Many of the fossil discoveries are from the Reuchenette Formation in the Courtedoux region date back to the Kimmeridgian Age (154.8 – 149.2 million years ago) which was the second of the three ages within the Late Jurassic Epoch preceded by the Oxfordian Age and succeeded by the Tithonian Age.

The Jura Mountain fossil record includes thousands of dinosaur footprints or ichnites found the fine carbonate sediments of the Corbis Limestone laid down in a once flat tidal coastal marine and tropical paleoenvironment on the shores of the Tethys Sea. 

Many of the dinosaur footprints are tridactyl or having three toes belonging to two co-existing apex predators known as Megalosauripus transjuranicus and the larger Jurabrontes curtedulensis that stood around 10-12 metres tall.

Dinosaurs at JURASSIC - Image by Stéphane Schmutz
Dinosaurs at JURASSIC - Image by Stéphane Schmutz

These Limestone sediments are sandwiched between the Upper and Lower Kimmeridgian Virgula Marls and Banné respectively that are dominated by an extinct family of turtles known as Plesiochelyidae and well as other marine vertebrates.

Brontopodus footprints at the village of Plagne Image by Patrick Dumas

Then in 2009 the largest known European Sauropod dinosaur footprints and a 110 step trackway at over 155 meters was found in the French village of Plagne in the Jura Mountains.

Following a period of study scientists from the Laboratoire de Géologie de Lyon (CNRS / ENS de Lyon / Claude Bernard Lyon 1 University), the Laboratoire Magmas et Volcans (CNRS / Université Clermont Auvergne / Université Jean Monnet / IRD), and the Pterosaur Beach Museum they concluded that the trackway dated to the Early Tithonian Age (149.2 - 143.1 million years).

The dinosaur that made these tracks would have been over 35 meters in length and weighing over 35 tons.

The footprints rather than the species of this long necked herbivorous sauropod dinosaur was named Brontopodus plagnensis.

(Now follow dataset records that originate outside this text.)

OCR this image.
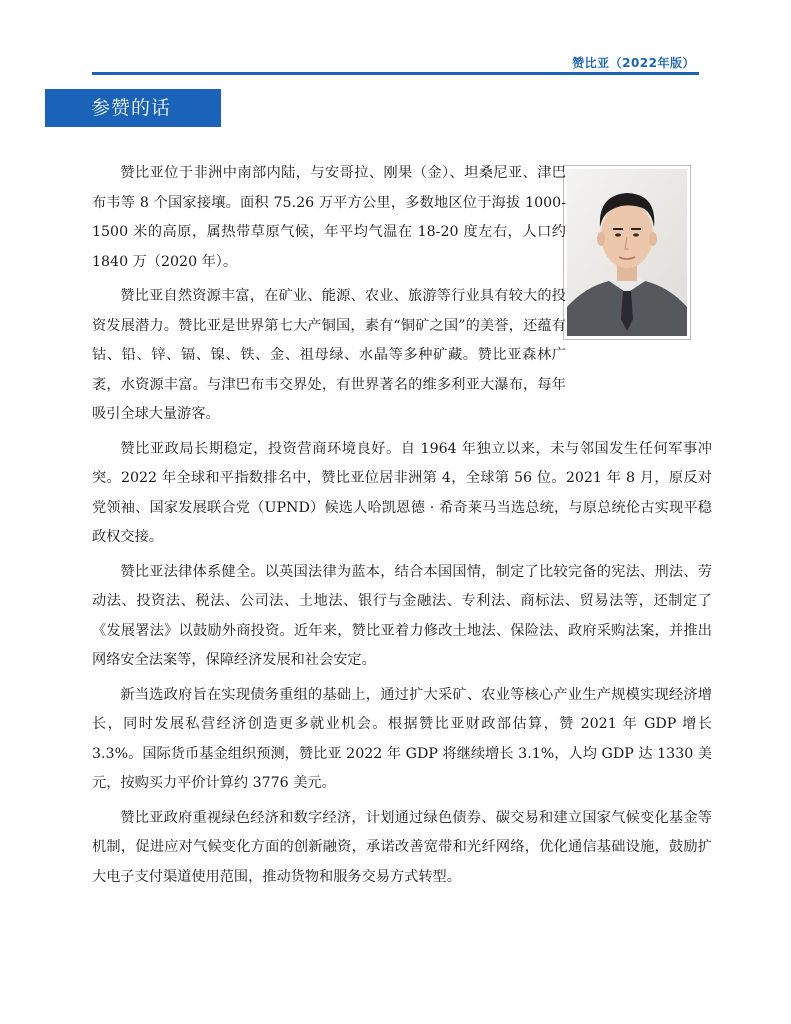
赞比亚（2022年版）
参赞的话

赞比亚位于非洲中南部内陆，与安哥拉、刚果（金）、坦桑尼亚、津巴布韦等 8 个国家接壤。面积 75.26 万平方公里，多数地区位于海拔 1000-1500 米的高原，属热带草原气候，年平均气温在 18-20 度左右，人口约 1840 万（2020 年）。

赞比亚自然资源丰富，在矿业、能源、农业、旅游等行业具有较大的投资发展潜力。赞比亚是世界第七大产铜国，素有“铜矿之国”的美誉，还蕴有钴、铅、锌、镉、镍、铁、金、祖母绿、水晶等多种矿藏。赞比亚森林广袤，水资源丰富。与津巴布韦交界处，有世界著名的维多利亚大瀑布，每年吸引全球大量游客。

赞比亚政局长期稳定，投资营商环境良好。自 1964 年独立以来，未与邻国发生任何军事冲突。2022 年全球和平指数排名中，赞比亚位居非洲第 4，全球第 56 位。2021 年 8 月，原反对党领袖、国家发展联合党（UPND）候选人哈凯恩德 · 希奇莱马当选总统，与原总统伦古实现平稳政权交接。

赞比亚法律体系健全。以英国法律为蓝本，结合本国国情，制定了比较完备的宪法、刑法、劳动法、投资法、税法、公司法、土地法、银行与金融法、专利法、商标法、贸易法等，还制定了《发展署法》以鼓励外商投资。近年来，赞比亚着力修改土地法、保险法、政府采购法案，并推出网络安全法案等，保障经济发展和社会安定。

新当选政府旨在实现债务重组的基础上，通过扩大采矿、农业等核心产业生产规模实现经济增长，同时发展私营经济创造更多就业机会。根据赞比亚财政部估算，赞 2021 年 GDP 增长 3.3%。国际货币基金组织预测，赞比亚 2022 年 GDP 将继续增长 3.1%，人均 GDP 达 1330 美元，按购买力平价计算约 3776 美元。

赞比亚政府重视绿色经济和数字经济，计划通过绿色债券、碳交易和建立国家气候变化基金等机制，促进应对气候变化方面的创新融资，承诺改善宽带和光纤网络，优化通信基础设施，鼓励扩大电子支付渠道使用范围，推动货物和服务交易方式转型。
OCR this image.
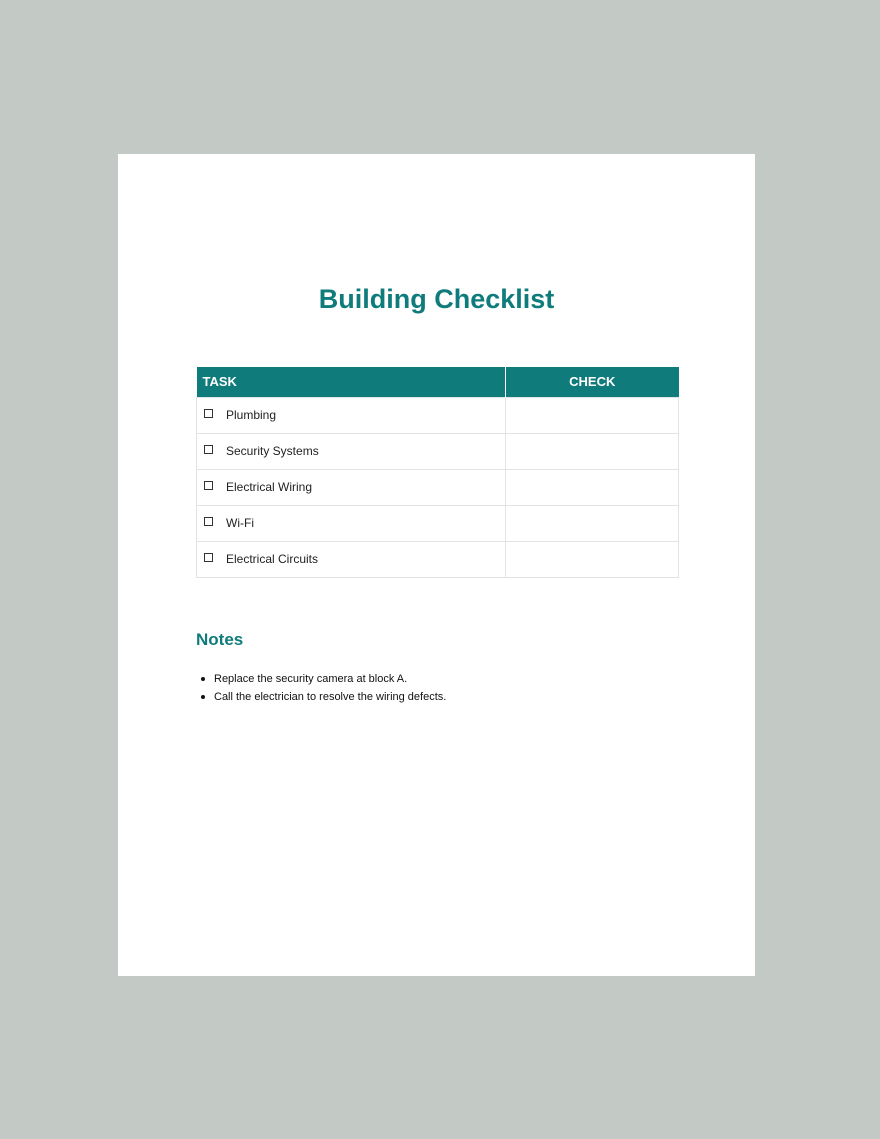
Building Checklist
TASK	CHECK

Plumbing	

Security Systems	

Electrical Wiring	

Wi-Fi	

Electrical Circuits	

Notes
Replace the security camera at block A.
Call the electrician to resolve the wiring defects.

The impression of the footprints show five elliptical toe marks and the feet span between 94 - 103 cm. This gigantic dinosaur would have moved or rather lumbered at steady 4 km/h and each stride was roughly 2.80 meters in length. Other tracks in the same area are described as belonging to Megalosauripus a much smaller bipedal theropod dinosaur.

The Jura Mountains are traditionally known for their outdoor activities and tranquil panoramas all year round. But if you want to truly walk in the land of giant dinosaurs this is most certainly the place to visit during the summer when the trackways are clear and museums conserving these paleontological treasures are open.